Another significant change is also planned with regard to the obligation to provide evidence. The prerequisite for entitlement to child sickness benefit is that the child’s need for care due to illness is proven by a “medical certificate”. Unlike in the case of a personal illness, where in the statutory standard case the certificate of incapacity for work must only be available from the fourth day, a corresponding certificate is required from the very first day when claiming child sickness benefit. As the debtor of the entitlement to child sickness benefit, the addressee of the “medical certificate” is primarily the health insurance fund to which the claim is made. However, upon request, the employer must also be provided with a corresponding medical certificate stating the child’s illness, the resulting need for care and the (expected) duration of the illness.

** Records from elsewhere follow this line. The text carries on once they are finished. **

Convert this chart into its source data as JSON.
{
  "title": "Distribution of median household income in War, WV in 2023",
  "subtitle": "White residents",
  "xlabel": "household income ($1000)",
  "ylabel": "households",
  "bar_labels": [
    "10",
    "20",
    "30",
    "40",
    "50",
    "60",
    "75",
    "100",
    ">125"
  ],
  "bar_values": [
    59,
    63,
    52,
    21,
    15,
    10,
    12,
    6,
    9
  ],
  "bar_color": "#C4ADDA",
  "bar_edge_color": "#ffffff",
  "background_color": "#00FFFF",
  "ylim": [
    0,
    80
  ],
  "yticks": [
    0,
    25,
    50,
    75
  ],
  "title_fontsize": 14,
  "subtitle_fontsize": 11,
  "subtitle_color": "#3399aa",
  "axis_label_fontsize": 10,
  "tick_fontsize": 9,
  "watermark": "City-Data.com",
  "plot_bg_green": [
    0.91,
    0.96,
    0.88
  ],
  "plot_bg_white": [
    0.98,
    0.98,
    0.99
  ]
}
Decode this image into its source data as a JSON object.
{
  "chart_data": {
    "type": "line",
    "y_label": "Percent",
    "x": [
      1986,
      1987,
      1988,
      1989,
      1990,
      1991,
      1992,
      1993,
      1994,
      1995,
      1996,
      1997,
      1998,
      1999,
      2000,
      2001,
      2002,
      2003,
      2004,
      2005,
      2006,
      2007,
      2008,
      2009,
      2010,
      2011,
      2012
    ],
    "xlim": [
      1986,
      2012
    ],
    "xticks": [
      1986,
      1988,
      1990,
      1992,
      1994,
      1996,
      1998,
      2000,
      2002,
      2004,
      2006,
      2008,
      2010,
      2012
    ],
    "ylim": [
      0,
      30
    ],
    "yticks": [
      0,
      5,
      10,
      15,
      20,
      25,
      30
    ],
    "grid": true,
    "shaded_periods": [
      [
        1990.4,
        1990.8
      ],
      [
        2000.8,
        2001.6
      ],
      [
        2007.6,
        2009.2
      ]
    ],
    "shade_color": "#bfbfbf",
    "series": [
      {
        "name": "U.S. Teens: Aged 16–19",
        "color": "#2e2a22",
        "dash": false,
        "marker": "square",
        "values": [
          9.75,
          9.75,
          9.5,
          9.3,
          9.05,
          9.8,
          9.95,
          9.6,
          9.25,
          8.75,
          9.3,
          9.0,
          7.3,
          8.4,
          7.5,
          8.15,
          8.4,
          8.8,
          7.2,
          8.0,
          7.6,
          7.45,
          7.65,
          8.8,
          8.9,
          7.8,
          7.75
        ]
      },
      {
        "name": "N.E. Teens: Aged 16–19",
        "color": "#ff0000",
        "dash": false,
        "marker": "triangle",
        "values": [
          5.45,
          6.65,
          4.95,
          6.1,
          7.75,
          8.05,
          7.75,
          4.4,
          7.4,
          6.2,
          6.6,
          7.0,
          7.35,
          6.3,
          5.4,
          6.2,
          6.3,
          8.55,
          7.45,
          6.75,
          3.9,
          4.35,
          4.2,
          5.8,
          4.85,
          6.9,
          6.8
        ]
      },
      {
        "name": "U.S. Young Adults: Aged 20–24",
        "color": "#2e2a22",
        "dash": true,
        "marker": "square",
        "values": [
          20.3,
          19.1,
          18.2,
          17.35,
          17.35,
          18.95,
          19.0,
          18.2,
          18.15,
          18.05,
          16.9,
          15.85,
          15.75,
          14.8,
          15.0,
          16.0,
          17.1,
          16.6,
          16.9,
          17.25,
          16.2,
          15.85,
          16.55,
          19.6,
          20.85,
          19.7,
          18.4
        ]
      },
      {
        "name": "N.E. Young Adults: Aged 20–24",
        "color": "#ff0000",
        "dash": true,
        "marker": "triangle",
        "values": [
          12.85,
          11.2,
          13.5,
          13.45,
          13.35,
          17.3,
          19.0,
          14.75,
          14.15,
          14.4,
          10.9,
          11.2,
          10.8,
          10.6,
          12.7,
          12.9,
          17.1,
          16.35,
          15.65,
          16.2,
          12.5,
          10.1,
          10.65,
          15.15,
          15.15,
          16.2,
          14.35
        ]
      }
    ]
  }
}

Irrespective of this, the employer must be informed immediately of the reason for and expected duration of the absence from work.
However, the amendment to the law is now intended to bring about an alignment with the system of the German Continued Remuneration Act, so that in future, parents of sick children will also only have to obtain a corresponding medical certificate from the fourth “child sickness day”. For shorter illnesses, the obligation to obtain a certificate will therefore no longer apply.
The bill must now pass the Bundesrat (upper house of the German parliament). The German Federal Ministry of Health currently assumes that the changes will come into force as planned on January 1 of next year and can therefore be seamlessly linked to the special regulations that expire on December 31, 2023.
We will of course keep you up to date on further developments.